Trotz des Erfolges in der Champions League wird die Vereinsspitze bei weiteren Rückschläge drastische Maßnahmen folgen lassen. Einen Rausschmiß des Trainers würde den FC Chelsea jedoch teuer zu stehen kommen. Wenn man entsprechenden Medienberichten Glauben schenken darf, dann soll Mourinho laut einer Klausel in seinem Vertrag im Falle eines Rauswurfes eine Rekordabfindung in Höhe von rund 51 Millionen Euro kassieren. Ob man diese Summe tatsächlich ausgeben will, um sich im Bereich des Trainers neu auszustellen, das dürfte sich der Vereinsinhaber und russischer Multi-Milliardär Abramowitsch wohl mehrmals überlegen.
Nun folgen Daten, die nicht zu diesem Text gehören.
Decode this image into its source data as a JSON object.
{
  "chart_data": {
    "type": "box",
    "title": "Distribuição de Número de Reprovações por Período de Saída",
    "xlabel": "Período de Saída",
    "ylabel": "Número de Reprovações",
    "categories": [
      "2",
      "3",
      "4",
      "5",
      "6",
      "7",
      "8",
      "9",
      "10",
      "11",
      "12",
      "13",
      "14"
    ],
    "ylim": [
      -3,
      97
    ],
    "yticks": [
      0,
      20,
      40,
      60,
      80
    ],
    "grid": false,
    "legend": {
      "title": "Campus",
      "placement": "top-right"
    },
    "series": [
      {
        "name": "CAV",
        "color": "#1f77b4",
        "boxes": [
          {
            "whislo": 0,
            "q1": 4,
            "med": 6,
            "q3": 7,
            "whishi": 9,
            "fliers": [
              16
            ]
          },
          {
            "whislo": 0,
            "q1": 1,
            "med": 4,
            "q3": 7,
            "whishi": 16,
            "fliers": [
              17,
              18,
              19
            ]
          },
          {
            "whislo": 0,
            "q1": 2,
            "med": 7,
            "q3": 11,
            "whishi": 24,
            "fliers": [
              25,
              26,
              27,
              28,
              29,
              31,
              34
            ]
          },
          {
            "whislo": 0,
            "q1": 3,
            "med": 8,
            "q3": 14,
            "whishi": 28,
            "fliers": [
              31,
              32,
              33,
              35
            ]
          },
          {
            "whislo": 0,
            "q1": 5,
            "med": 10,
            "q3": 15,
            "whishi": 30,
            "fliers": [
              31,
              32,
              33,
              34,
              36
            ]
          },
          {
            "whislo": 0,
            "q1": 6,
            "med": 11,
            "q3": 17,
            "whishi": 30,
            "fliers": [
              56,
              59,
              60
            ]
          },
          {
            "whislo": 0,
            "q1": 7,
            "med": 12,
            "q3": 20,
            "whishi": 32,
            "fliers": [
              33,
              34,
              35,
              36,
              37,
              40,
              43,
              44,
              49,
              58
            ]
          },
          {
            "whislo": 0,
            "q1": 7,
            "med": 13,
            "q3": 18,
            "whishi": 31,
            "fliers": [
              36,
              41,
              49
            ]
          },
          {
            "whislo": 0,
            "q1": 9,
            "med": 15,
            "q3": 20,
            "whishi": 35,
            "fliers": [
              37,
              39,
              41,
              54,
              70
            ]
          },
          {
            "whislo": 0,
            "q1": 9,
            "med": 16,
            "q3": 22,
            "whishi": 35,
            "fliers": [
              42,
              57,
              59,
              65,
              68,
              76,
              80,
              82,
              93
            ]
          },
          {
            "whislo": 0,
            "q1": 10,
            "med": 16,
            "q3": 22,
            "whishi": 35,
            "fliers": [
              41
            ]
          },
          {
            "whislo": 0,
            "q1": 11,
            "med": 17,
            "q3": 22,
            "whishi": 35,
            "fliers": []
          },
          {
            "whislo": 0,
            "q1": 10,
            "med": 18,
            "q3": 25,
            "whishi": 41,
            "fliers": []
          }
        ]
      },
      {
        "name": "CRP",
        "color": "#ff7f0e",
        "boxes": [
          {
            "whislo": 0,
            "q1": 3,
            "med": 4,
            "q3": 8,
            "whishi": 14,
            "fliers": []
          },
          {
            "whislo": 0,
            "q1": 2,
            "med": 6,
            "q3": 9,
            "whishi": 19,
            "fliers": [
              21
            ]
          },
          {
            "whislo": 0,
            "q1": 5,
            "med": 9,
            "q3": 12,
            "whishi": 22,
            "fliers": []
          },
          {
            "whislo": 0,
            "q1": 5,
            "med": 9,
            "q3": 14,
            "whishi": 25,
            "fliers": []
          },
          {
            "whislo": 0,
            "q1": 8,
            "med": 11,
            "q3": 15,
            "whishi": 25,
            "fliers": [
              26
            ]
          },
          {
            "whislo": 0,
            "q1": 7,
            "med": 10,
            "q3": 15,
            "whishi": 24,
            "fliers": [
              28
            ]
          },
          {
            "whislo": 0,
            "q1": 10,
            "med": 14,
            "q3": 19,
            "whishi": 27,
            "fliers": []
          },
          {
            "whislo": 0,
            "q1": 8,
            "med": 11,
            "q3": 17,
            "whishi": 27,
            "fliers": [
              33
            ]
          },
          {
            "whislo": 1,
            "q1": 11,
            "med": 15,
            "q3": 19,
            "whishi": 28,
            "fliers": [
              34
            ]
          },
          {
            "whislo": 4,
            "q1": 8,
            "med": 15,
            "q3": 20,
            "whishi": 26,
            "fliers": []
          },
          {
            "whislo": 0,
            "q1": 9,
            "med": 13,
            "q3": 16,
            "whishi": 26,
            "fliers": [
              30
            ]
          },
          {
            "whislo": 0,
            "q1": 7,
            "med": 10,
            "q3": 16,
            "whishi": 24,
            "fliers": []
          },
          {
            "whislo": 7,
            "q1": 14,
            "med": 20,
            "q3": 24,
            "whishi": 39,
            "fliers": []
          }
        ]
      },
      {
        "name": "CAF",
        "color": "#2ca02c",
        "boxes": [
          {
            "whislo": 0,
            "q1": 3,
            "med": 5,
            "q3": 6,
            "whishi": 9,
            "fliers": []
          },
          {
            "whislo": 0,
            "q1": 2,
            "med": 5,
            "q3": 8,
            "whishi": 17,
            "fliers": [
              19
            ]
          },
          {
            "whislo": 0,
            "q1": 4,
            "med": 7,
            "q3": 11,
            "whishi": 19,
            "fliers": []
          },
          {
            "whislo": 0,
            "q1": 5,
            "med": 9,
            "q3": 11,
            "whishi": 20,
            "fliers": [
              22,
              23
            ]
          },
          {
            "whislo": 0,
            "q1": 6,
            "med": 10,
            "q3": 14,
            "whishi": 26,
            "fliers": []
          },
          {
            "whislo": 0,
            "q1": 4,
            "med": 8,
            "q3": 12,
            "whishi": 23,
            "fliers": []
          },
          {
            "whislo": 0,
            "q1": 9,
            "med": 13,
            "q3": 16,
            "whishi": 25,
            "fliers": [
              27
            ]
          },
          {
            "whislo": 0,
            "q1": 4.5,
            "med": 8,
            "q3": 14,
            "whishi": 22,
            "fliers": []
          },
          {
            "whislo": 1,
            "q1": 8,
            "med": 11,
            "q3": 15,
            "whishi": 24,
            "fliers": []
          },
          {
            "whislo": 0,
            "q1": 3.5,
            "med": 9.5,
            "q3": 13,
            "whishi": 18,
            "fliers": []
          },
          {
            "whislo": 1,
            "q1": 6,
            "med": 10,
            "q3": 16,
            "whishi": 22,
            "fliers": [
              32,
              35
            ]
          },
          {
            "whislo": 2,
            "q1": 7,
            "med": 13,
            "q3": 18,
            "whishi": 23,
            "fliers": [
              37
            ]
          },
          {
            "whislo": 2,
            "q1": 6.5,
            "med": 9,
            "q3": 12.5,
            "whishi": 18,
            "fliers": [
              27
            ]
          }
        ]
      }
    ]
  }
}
Für einen Verbleib von Jose Mourinho sprechen seine gewonnenen Titel mit dem FC Chelsea. In seiner erstem Amtsperiode 2004 / 2007 holte er gleich im ersten Jahr nach 50 Jahren erstmals wieder einen Meistertitel für den FC Chelsea und wiederholte diesen Triumph in der nachfolgenden Spielzeit erneut. Im Jahr 2005 und 2007 holte er außerdem den englischen Ligapokal sowie 2007 den FA-Cup. Nach der Trennung im Jahr 2007 kam Mourinho 2014 erneut zum FC Chelsea zurück und holte gleich den Meistertitel sowie den englischen Ligapokal. Die durchschnittliche Punkteausbeute liegt bei sensationellen 1,99 Punkten pro Spiel! Das sind Fakten, die sich nicht wegdiskutieren lassen und für den Trainer sprechen, noch.

Gibt es ein Ultimatum?

Die englische Presse berichtet von einem angeblichen Ultimatum für Mourinho. Im Champions League Spiel gegen Kiew, sowie im Ligaspiel gegen Stoke City soll der Portugiese noch auf der Trainerbank sitzen. Das erste Spiel gegen Kiew wurde zwar gewonnen, doch sollte Chelsea in der Premier League gegen Stoke City verlieren, könnten sie auf Tabellenplatz 16 abrutschen und somit den Anschluß an die internationalen Tabellenplätze verlieren, was aus Sicht des englischen Meisters eine Katastrophe wäre. Damit wäre wohl auch das Kapitel Mourinho beim FC Chelsea beendet. Die Buchmacher wittern aber bereits ihr Geschäft und platzieren dementsprechend ihre Sportwetten.
Bei einem Sieg gegen den direkten Konkurrenten Stoke City könnte Chelsea unter Umständen bis auf den Tabellenplatz 12 vorrücken und das würde etwas Ruhe in den gesamten Verein bringen.

Es bleibt also abzuwarten, ob „The Special One“ seinen Rausschmiß in allerletzter Sekunde noch abwenden kann.